I could have walked to my neighborhood Safeway, which, in spite of its negligible cleanliness and inept staff, does have a respectable beer selection. Said selection, though, is not what anyone would describe as continental. They have Duvel, Chimay, and some six packs of Pilsner Urquell, but beyond those it’s mostly domestic beer on the shelves. Also within walking distance of my house is a decent bottle shop. Their variety of European beers outshines Safeway’s, but the prices are high, and many of the bottles are discernibly old. I don’t sling that tech-money like so many in San Francisco do, so I can’t afford to roll the dice on a $15 bottle that is past its prime.

What this amounted to was a month long internal conflict where I constantly prodded myself to either drop money I shouldn’t or to get in my car and drive to the BevMo in Daly City. “Do you want to try some German lagers?” I’d ask myself. “ Are you committed to this, ya piece of shit? There aren’t any farmhouse ales on at the pizza place down the street. Get off your ass!” Followed by, “You know that $15 might buy you groceries at the end of the month, right? You know you’ll waste a bunch of gas driving to BevMo and end up buying way too much, right? You know this whole thing is stupid and it’s just beer, right?” It was an ugly cycle that fueled self-loathing and doubt, and one I repeated several times a week.

Needless to say, I didn’t fall in love with Belgian yeast or discover stumble on to an exquisite French sour. And in that respect, my plan to get Eurotrashed was just shy of an abject failure.

The bright side to falling short of my goals was realizing how committed I am to American craft beer. I am a straight up, dyed in the wool, diehard patriot in that regard.: these grains, hops, and yeast don’t run. It became very apparent to me early on in the month that I would much rather go to a local taproom and try some of whatever is fresh, and made by hand of a person in my own community, than I would to seek out some Euro-fetish pub bent on serving a stale version of whatever brew is consumed in the providence they are aping, or be reduced to scouring shelves of dust-crusted imports in hopes of finding that one gem no one outside of Alsace has heard of.
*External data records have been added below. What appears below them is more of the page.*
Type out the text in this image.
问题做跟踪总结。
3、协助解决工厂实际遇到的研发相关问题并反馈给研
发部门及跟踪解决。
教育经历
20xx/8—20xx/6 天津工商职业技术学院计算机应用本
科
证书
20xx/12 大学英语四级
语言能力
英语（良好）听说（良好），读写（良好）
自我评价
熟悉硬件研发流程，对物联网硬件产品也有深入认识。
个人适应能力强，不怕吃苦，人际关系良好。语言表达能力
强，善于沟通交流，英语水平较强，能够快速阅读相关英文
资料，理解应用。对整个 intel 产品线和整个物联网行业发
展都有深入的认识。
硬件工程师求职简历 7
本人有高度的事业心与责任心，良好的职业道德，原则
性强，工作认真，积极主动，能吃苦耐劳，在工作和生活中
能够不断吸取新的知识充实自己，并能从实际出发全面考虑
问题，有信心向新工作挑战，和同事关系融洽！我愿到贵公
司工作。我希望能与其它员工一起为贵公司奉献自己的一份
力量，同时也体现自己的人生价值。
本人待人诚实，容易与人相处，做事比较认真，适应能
Given this, my mission for the month took something of a turn. Rather than a quest for European beers, I was on the hunt for European inspired beers. I went to my regular stops and ordered the Belgians I typically forego. I drug myself across town to a place I shall not name, that leans heavily on the Old World for its offerings (it also bills itself as being “malt forward”, yet more taps were IPAs than any other style). I forced down dubbels and tripels and golden ales, and let the fruity esters wash over me.

I got deep into the euro-inspiration one Saturday and had a pint of gruit, a traditional herbal ale that doesn’t contain any hops. Gruit is a combination of various herbs; which herbs were found in the mixture is a bit unclear, but from the research I have done, sweet gale/bog myrtle was a constant. Gruits were standard fare in northern Europe before hops became the additive of choice and today they are pretty uncommon. A few places in the Bay Area make something touted as gruit, but without the requisite bog myrtle, I’m calling spice on that. Those are herbal ales, not gruits. This is not a controversy that has the beer community embroiled in some battle over stylistic definitions, but it’s a conversation I’d like to see started. Expect more on gruits in a future article.

As is the case with a lot of life, sometimes in brewdiligence you miss the mark. Though my aim in drinking all European beers for the month of March was off, I hit on a brand of patriotism in American craft beer I didn’t know I had. And that is what this is all about: learning something new, even if by accident, and always with a good beer by my side.